By Caitlin Kelly
How often — ever? — do you welcome guests into your home?
In some cultures, it’s normal to ask even people you don’t know very well in for a drink or a meal or to spend the night. In others, people can take years before they decide to open the door to you.
As the holiday season starts in the U.S. with Thanksgiving, thousands of people will be visiting friends and family, settling into unfamiliar beds, padding down the hallway to a new bathroom and wondering how best to behave.
I love having people come for dinner and our sofa is well-worn from the many visits we’ve had, sometimes for a week or more, from family and out-of-town friends. (We live and work in a one-bedroom apartment. I’d kill for a proper guest room!)
I love the intimacy of spending time in someone’s home and they in mine. You get to see their family photos (or lack of same), their choices of art and design, their books. Every fridge’s contents is a revelation. (You’ll always find maple syrup, eggs and half-and-half in ours.)
I love the ease of a morning spent in pajamas reading the paper or sitting by the evening fire at my Dad’s house, settling in. There’s no rush to get out of a crowded, noisy cafe or restaurant, no bill, no harried waiter or busboy.
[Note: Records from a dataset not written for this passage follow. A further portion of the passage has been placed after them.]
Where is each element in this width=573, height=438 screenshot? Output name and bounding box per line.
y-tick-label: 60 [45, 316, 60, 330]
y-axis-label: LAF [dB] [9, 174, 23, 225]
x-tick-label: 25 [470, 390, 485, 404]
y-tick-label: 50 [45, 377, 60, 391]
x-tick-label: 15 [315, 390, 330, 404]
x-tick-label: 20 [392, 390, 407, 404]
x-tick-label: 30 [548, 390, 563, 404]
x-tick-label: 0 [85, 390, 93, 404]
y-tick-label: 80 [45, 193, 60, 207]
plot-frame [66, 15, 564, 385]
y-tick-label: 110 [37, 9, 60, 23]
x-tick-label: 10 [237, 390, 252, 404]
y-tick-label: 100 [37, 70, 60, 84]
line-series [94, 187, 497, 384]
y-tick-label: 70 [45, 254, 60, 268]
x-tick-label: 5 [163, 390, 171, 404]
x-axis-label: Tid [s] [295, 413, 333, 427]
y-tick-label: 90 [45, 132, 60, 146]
In a few days together, you’ve got time. Time to drop and return to a deeper or more difficult conversation or to discuss things you never get to in all those quick meetings — who they first loved or what they studied in college or why they love Mozart so much.
One of the members of our jazz dance class recently had us over for a post-class hot tub session (bliss!) and lunch.
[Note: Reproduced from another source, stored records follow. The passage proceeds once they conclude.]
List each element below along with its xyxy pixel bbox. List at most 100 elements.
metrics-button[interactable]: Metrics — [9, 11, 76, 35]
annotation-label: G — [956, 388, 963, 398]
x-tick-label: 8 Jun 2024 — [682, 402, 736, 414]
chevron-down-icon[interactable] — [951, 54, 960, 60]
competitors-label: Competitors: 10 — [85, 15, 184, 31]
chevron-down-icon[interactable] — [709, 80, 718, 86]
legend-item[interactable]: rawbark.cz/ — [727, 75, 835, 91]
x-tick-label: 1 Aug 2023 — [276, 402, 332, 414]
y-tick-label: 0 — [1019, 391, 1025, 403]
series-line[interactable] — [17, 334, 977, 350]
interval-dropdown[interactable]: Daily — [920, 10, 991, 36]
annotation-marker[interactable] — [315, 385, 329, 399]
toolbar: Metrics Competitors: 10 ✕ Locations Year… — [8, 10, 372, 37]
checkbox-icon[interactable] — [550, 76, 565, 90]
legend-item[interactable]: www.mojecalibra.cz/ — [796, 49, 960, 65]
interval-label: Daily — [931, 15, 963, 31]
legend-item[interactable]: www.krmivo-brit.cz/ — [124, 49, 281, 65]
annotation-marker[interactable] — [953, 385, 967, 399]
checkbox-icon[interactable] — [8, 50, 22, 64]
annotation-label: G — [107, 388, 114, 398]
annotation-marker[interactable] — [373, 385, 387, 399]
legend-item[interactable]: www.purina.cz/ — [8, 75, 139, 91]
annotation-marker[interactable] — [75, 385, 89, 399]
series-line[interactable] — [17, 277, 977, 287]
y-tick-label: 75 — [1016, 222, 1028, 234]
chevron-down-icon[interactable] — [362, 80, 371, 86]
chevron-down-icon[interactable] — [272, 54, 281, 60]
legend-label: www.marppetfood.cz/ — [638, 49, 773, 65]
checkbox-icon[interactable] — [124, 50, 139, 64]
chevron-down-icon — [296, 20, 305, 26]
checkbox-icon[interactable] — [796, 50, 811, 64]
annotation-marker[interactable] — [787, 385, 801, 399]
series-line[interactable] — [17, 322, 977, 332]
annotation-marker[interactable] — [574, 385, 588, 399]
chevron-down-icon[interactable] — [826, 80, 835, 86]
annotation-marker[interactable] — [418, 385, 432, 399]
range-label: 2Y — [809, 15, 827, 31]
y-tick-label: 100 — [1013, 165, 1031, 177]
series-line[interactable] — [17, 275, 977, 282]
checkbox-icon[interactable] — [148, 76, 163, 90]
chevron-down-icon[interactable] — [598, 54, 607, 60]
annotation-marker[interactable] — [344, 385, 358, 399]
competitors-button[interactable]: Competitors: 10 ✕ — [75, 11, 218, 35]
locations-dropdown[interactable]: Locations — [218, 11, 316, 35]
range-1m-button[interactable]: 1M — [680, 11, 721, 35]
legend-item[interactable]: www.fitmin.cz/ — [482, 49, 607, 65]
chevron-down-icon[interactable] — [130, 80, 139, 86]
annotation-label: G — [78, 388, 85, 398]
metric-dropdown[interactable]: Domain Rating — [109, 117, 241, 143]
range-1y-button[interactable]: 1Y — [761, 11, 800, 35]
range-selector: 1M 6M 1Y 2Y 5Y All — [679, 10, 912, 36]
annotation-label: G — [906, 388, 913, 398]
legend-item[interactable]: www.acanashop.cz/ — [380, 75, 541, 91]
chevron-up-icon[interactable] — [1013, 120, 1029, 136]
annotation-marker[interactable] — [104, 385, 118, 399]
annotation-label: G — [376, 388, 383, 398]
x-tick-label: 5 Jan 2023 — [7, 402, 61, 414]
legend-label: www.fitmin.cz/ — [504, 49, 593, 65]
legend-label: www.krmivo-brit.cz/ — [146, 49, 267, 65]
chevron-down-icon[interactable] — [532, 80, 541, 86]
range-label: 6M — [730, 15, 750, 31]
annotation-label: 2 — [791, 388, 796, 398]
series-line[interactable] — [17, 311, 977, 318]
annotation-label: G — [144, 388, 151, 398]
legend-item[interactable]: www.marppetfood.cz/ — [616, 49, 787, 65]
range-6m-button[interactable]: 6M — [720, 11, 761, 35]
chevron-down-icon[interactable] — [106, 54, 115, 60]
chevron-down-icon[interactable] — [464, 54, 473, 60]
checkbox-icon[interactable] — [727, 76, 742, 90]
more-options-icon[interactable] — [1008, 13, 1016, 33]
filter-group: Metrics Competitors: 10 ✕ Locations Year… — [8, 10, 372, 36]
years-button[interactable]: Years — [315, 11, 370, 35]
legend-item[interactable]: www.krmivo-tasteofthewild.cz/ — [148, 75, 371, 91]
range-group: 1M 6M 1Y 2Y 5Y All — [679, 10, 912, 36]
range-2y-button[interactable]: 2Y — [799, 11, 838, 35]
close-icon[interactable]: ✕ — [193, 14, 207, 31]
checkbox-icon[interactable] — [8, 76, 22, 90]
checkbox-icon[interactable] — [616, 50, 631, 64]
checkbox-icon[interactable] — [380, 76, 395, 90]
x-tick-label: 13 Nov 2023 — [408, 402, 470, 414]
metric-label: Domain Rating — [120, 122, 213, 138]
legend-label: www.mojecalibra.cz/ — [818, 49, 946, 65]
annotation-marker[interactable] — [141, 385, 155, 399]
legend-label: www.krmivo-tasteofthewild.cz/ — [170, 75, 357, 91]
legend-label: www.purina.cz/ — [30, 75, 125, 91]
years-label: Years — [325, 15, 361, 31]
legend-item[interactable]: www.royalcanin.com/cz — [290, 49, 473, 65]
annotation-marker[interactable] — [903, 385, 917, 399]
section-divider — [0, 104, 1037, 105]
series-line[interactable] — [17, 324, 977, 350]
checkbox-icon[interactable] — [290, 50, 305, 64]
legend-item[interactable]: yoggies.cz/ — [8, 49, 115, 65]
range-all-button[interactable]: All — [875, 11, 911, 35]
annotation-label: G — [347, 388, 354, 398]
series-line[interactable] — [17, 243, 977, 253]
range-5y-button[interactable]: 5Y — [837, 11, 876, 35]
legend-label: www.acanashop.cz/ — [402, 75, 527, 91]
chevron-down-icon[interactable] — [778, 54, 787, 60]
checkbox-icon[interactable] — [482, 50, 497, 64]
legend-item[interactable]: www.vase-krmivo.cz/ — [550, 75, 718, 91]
It was the most fun I’d had in a long time. Seven of us squished into the hot tub, the first time I’d seen any of us not in our workout clothes. Lunch became a hilarious and occasionally R-rated conversation that revealed all sorts of new things about one another.
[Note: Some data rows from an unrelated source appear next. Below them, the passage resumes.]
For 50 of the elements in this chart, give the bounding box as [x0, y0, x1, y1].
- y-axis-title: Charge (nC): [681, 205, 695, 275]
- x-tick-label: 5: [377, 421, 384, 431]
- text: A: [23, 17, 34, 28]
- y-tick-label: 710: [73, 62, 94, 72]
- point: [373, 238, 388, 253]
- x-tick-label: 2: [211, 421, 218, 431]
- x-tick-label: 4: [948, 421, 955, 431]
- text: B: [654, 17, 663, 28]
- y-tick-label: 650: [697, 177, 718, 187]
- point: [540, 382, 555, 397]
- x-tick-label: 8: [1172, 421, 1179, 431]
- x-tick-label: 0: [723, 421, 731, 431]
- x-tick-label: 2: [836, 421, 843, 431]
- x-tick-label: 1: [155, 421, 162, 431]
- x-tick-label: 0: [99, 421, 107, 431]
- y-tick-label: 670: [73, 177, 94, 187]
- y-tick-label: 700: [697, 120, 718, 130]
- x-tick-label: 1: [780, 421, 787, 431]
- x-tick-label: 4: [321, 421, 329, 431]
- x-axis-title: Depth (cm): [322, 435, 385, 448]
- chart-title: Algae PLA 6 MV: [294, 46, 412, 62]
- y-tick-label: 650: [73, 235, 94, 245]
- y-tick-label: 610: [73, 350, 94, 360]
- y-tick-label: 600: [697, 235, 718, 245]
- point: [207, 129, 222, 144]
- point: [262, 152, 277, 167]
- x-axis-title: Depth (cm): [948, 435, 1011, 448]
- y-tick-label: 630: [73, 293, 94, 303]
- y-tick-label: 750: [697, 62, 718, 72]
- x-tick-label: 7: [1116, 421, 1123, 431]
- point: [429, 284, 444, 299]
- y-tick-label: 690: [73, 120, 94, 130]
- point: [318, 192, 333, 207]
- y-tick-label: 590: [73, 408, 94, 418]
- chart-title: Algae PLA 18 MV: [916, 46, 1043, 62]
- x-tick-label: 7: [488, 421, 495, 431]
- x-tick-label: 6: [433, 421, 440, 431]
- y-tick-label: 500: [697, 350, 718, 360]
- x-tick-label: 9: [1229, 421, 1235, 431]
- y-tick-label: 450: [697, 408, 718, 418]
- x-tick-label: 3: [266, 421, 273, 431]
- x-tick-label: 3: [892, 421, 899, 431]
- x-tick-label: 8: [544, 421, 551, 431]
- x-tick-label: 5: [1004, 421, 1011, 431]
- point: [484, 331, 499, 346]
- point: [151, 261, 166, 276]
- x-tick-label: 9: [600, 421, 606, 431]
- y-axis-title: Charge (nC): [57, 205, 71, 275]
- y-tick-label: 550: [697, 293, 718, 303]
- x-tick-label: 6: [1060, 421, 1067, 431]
It was, I later realized, a true gift.
It takes time, energy, planning and an open heart to welcome people into your home. (Tidying it up can feel like too much of a chore.)
If you’ve got multiple small children, it can simply feel impossible.
But what a pleasure to sit in someone’s home, to see their taste, to enjoy their cooking and conversation.
Now that we all live so virtually most of the time, being in someone else’s space feels more important to me than ever.
We’ll be driving five hours from New York to suburban D.C. to visit friends there for Thanksgiving. Dear friends, they’ve welcomed us into their home many times before, so we know their enormous dog will be at the door, soon shedding blond fur all over our New York uniform of black clothing. We know their fridge will be full and that it’s OK to raid it.
I look forward to helping my friend prepare the meal for all her family.
And — talk about unlikely! — I recently expressed a vague wish to learn to play the cello. I don’t even know how to read music and the only instrument I played in earlier life was the guitar.
My friend has a cello she’s going to let me try when we’re at her house. What a moment that’s likely to be. (Dog runs away in terror.)
Who will you welcome into your home this season?
Are you looking forward to it, dreading it — or avoiding it altogether?